O Ditador
Texto publicado dia 24/08 no site de Cultura Geral da Cásper Líbero, no link a seguir:
O longa O Ditador (The Dictador) mostrou ao mundo que vinha para causar quando sua estrela principal, Sasha Baron Cohen (de Borat), caracterizado na cerimônia do Oscar 2012 como o tirano Aladeen, derrubou um pó imitando cinzas no terno do apresentador de TV Ryan Seacrest, em pleno tapete vermelho. A cena foi sem dúvida mais engraçada que várias piadas ditas no momento da entrega dos prêmios e é repetida em O Ditador – só que no filme o alvo do déspota é a delegação de Israel na ONU e não são “cinzas” que são jogadas.
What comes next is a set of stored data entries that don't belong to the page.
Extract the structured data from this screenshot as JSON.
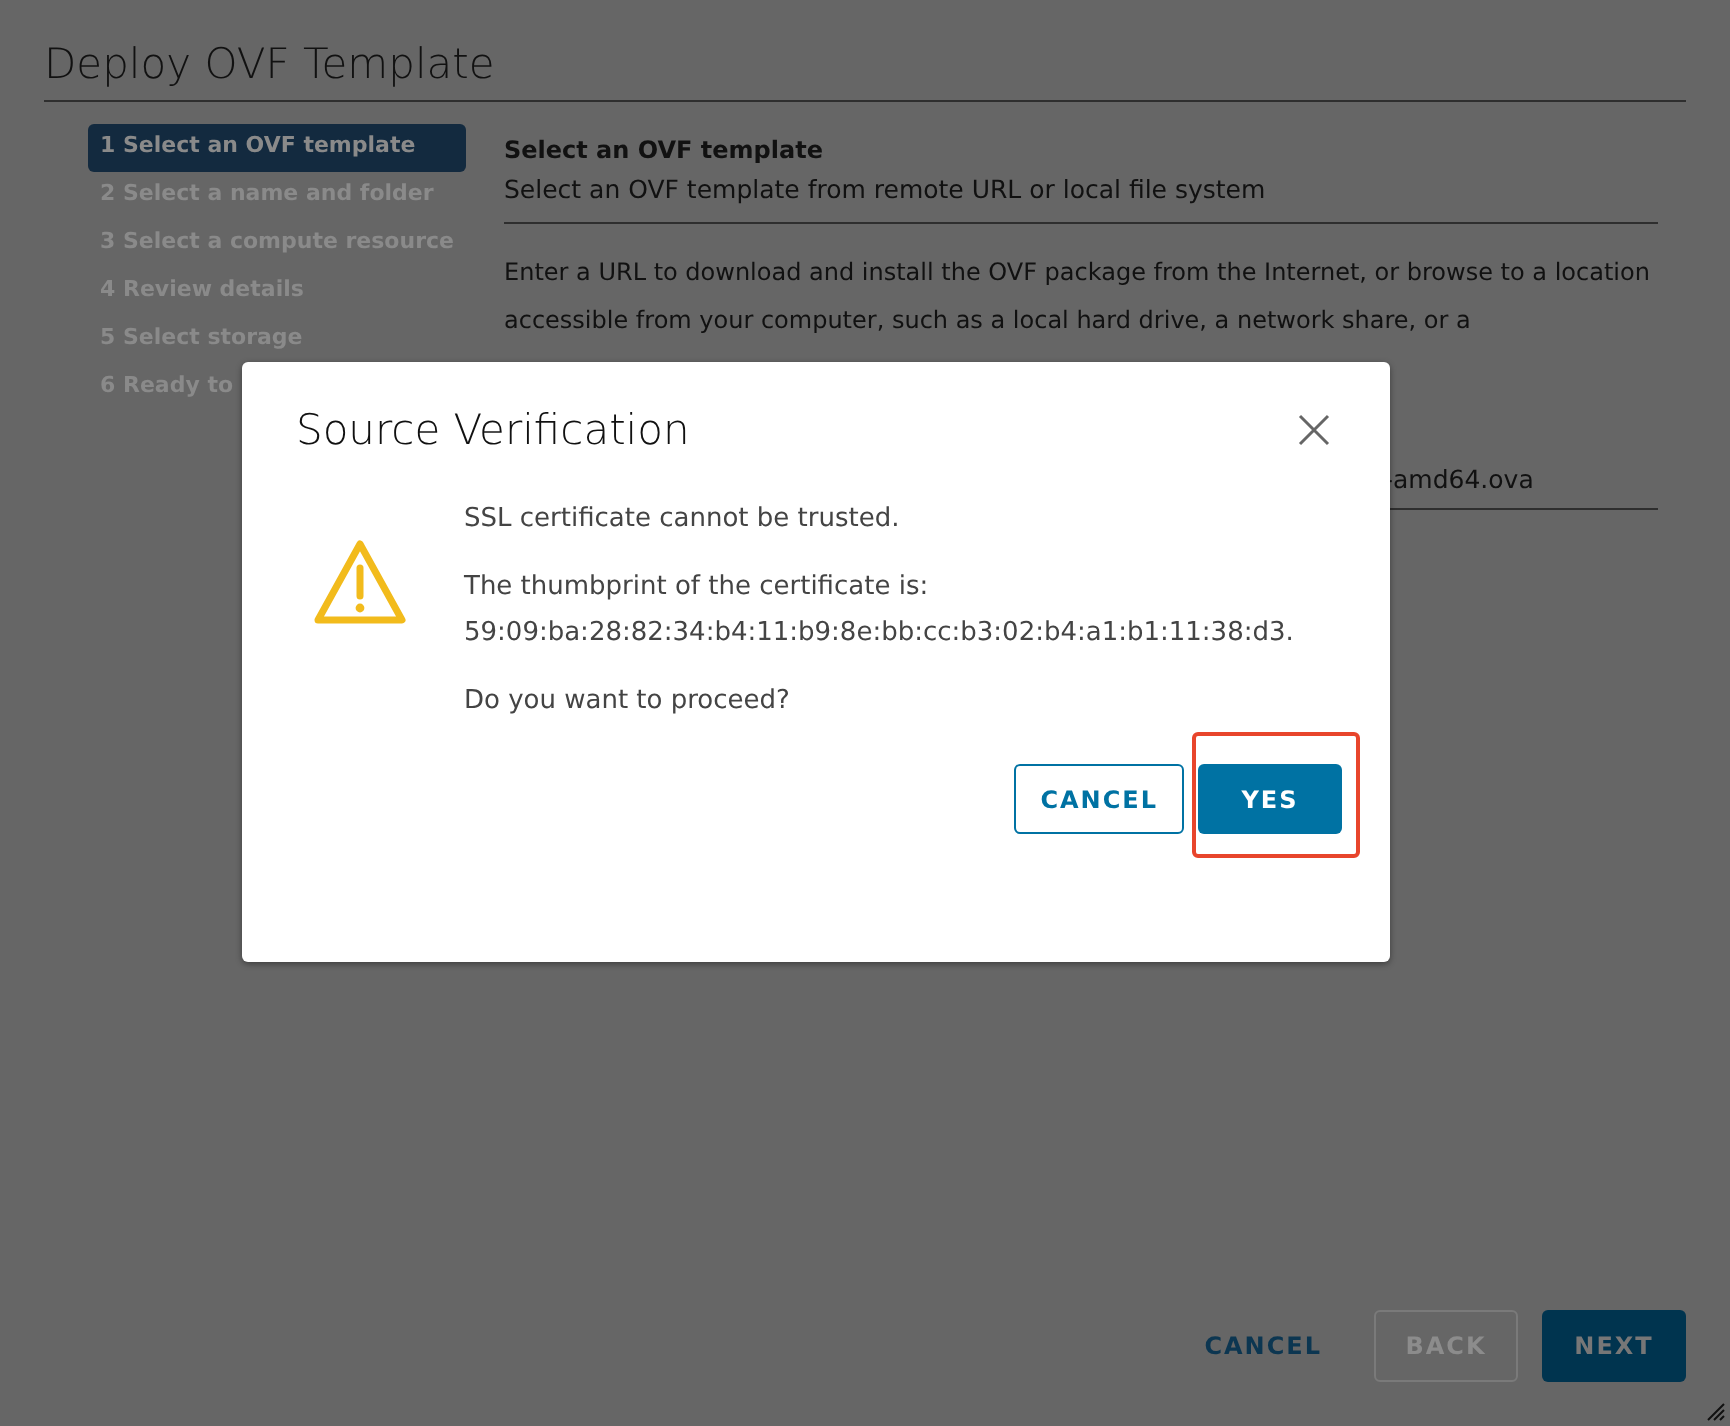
{
  "wizard": {
    "title": "Deploy OVF Template",
    "steps": [
      {
        "label": "1 Select an OVF template",
        "selected": true
      },
      {
        "label": "2 Select a name and folder",
        "selected": false
      },
      {
        "label": "3 Select a compute resource",
        "selected": false
      },
      {
        "label": "4 Review details",
        "selected": false
      },
      {
        "label": "5 Select storage",
        "selected": false
      },
      {
        "label": "6 Ready to",
        "selected": false
      }
    ],
    "content": {
      "heading": "Select an OVF template",
      "subheading": "Select an OVF template from remote URL or local file system",
      "description": "Enter a URL to download and install the OVF package from the Internet, or browse to a location accessible from your computer, such as a local hard drive, a network share, or a",
      "url_field": {
        "value": "-amd64.ova"
      }
    },
    "footer_buttons": [
      {
        "label": "CANCEL",
        "kind": "link",
        "disabled": false
      },
      {
        "label": "BACK",
        "kind": "outline",
        "disabled": true
      },
      {
        "label": "NEXT",
        "kind": "primary",
        "disabled": false
      }
    ]
  },
  "dialog": {
    "title": "Source Verification",
    "paragraphs": [
      [
        "SSL certificate cannot be trusted."
      ],
      [
        "The thumbprint of the certificate is:",
        "59:09:ba:28:82:34:b4:11:b9:8e:bb:cc:b3:02:b4:a1:b1:11:38:d3."
      ],
      [
        "Do you want to proceed?"
      ]
    ],
    "buttons": [
      {
        "label": "CANCEL",
        "kind": "outline",
        "highlighted": false
      },
      {
        "label": "YES",
        "kind": "primary",
        "highlighted": true
      }
    ]
  }
}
Aladeen é um personagem excêntrico – tão excêntrico quanto as outras criações de Baron Cohen, como Brüno ou Borat. Ele se diz um amado ditador de um povo que “adora ser oprimido” e que está próximo – pelo menos, aos olhos dos EUA – de ter armas nucleares. Assim, a ONU exige que Aladeen compareça às Nações Unidas para prestar esclarecimentos. Entretanto, ao chegar aos EUA – onde é recebido com muita hostilidade pela população – tem sua barba raspada e é substituído por um sósia que anuncia o fim da ditadura e o início de uma democracia (aliada economicamente a interesses de empresas multinacionais e de outros governos, como o Chinês). Irreconhecível, sozinho num país preconceituoso e sem nenhum poder sobre a população americana, ele só terá Zoey (Anna Faris, da série Todo Mundo em Pânico), uma mulher defensora dos direitos humanos e dos refugiados políticos (que, por sinal, odeia Aladeen), com quem contar.
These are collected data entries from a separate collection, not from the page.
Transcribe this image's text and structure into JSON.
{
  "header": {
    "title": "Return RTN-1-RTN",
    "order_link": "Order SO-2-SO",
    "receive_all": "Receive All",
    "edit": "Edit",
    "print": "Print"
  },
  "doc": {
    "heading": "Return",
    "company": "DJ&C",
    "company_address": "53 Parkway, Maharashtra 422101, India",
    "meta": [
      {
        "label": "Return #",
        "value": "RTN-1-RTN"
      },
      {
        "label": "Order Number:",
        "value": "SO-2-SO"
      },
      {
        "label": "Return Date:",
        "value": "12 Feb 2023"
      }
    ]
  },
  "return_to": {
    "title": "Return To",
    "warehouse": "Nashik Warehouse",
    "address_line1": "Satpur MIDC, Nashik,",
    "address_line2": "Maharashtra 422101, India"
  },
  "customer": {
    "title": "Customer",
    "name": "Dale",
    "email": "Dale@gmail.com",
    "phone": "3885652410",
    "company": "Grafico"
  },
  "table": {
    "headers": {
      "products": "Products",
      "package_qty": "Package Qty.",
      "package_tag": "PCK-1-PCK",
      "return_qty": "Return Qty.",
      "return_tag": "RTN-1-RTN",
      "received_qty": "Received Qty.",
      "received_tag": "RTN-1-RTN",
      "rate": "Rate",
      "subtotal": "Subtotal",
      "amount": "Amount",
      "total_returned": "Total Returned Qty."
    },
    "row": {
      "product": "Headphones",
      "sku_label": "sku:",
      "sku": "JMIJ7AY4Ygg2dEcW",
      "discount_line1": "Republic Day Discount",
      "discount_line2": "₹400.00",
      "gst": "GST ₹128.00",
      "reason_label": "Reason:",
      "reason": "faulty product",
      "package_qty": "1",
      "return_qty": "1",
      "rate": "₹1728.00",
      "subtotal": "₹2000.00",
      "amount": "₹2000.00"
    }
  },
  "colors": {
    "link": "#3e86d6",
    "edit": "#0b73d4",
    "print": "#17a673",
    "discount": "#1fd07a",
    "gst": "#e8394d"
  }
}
Como já era de se esperar de Baron Cohen, seu novo filme trouxe novas e hilárias situações escrachadas e absurdamente constrangedoras. Ao contrário de Borat e Brüno, o filme agora é cem por cento roteirizado, e não mais composto de situações “reais”, ou seja, filmadas com pessoas comuns que não sabiam o que estava acontecendo. Embora isso possa trazer uma dose ainda maior de inverossimilhança ao caricaturado personagem de Cohen, o roteiro possibilitou a criação de diálogos e cenas muitas vezes mais engraçadas que as dos antecessores, inclusive por parte de outros personagens que não o principal. A piada não vem tanto do constrangimento do choque cultural (embora Aladeen passe o filme todo refletindo sobre isso – o que é muito engraçado) e sim de como situações tão absurdas têm um fundo de verdade muito enraizado na cultura globalizada atual.
Aladeen é o estereótipo de um ditador, em conjunto com a ideia de “inimigo burro” dos EUA. Entretanto, ao longo da projeção, é por ele que torcemos – e não pela instalação de uma democracia no país onde seu poder absoluto está prestes a receber um fim. Talvez porque vivemos em um momento de contestação do capitalismo, da política americana, em meio à efervescência da primavera árabe e à contestação da hegemonia estadunidense, mas principalmente porque o roteiro é muito bem conduzido. Há a esperança de que até ditadores violentos e estúpidos possam mudar. E assim Baron Cohen samba nos americanos ao propor que, antes de eles apontarem o dedo para os outros, que apontem para si mesmos. Na cena mais hilária do filme, Aladeen discursa sobre como é bom uma ditadura, e, ao caracterizá-la, fala apenas de aspectos da sociedade americana. Até onde a política arcaica e violenta de Aladeen é diferente da norte-americana atual?
É com esse viés de contestação social e política que O Ditador se sobressai e que, de uma comédia de humor negro e politicamente incorreta, se torna uma obra que questiona e critica grandes assuntos da atualidade. É por se constituir num corajoso tapa na cara da sociedade americana que O Ditador se torna uma das maiores comédias recentes de Hollywood.